The same evening at dusk a torpedo attack was made on one of the escorts. The three destroyers dropped a considerable number of depth charges with no apparent effect and the search for the U-boat was spread over a wide area. Night had fallen and we had lost sight of the other ships. Suddenly a submarine surfaced on a parallel course to the Vimy and only a short distance on our beam. In a matter of seconds 'A' gun opened fire, the submarine fired a red Very signal, which was the correct recognition signal of the day, and the submarine and Vimy altered course towards each other.
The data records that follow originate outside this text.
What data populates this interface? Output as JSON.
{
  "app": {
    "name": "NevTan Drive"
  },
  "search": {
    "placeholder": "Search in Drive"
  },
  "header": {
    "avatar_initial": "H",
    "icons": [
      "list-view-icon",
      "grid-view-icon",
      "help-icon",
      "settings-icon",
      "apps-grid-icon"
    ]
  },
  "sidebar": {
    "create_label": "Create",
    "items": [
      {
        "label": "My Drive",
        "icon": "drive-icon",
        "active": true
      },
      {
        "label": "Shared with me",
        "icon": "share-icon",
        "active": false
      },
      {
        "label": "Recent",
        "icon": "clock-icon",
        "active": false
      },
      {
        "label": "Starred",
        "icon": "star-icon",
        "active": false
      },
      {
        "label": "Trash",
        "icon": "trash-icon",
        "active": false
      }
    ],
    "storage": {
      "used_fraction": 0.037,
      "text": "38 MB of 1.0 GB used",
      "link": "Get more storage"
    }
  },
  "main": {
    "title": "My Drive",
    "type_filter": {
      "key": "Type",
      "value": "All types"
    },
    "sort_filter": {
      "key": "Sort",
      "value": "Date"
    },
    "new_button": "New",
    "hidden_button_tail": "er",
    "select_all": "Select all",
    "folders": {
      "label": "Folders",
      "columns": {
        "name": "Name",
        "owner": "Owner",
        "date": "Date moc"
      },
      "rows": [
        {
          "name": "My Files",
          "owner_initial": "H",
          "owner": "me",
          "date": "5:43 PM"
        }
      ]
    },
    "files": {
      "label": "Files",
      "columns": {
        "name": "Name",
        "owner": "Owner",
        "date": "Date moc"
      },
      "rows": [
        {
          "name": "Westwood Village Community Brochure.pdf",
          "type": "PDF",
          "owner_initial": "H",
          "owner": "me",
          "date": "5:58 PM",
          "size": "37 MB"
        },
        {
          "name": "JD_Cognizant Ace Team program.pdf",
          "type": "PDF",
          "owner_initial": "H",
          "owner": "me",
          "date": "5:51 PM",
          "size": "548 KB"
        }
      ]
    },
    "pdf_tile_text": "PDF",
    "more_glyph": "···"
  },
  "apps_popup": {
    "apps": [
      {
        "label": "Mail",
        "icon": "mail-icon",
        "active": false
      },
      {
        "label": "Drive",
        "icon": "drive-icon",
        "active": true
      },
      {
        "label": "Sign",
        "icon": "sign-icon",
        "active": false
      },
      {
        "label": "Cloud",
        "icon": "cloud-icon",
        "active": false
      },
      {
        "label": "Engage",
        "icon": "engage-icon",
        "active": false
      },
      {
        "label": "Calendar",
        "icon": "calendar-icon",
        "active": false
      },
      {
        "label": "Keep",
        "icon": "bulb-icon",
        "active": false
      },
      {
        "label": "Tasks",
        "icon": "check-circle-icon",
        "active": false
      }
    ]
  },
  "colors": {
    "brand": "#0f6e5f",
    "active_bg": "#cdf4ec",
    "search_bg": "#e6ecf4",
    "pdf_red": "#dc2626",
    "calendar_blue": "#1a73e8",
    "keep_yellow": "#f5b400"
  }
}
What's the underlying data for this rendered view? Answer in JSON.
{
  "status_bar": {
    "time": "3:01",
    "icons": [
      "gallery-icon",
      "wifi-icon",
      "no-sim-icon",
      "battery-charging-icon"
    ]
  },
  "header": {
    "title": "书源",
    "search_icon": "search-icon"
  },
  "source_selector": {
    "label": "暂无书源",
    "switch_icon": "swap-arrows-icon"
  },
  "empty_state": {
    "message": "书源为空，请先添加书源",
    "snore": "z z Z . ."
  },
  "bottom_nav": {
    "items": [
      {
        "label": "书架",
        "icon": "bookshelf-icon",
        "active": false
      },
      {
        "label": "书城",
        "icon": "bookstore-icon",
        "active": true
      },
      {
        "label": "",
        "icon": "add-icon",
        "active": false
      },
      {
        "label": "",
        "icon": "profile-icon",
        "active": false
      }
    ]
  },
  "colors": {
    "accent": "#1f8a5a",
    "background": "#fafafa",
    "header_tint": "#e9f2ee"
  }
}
There was some doubt as to the identity of the submarine since we were close to the US Naval base at Trinidad and she could have been an Allied submarine, and as a result the order to cease fire was given. Not that this made much difference since although our gunners worked fast their aim was notoriously bad; they once bracketed a tug very nicely but missed the towed target by about a half a mile.  On this occasion, however, instead of adopting the usual roles when a destroyer encounters a surfaced U-boat  the submarine proceeded to ram us! 

During the ensuing confusion someone fired a snowflake rocket which illuminated the scene to the great satisfaction of all those present. The U-boat bounced and scraped down our port side, inflicting a certain amount of damage to both parties.  Our crew were gazing curiously at the astonishing sight of what seemed hordes of the enemy, clad in the unwarlike uniform of little black bathing drawers and rope soled shoes, busily engaged in throwing themselves into the sea.  Our Port propeller chewed into the Submarine's hull as she slid astern and not being built to withstand such maltreatment, she gracefully subsided into the depths.  After collecting the crew of the U-162, who incidentally only lost one of their number, we learnt that she had been seriously damaged by the depth charge attacks and would probably have sunk anyway.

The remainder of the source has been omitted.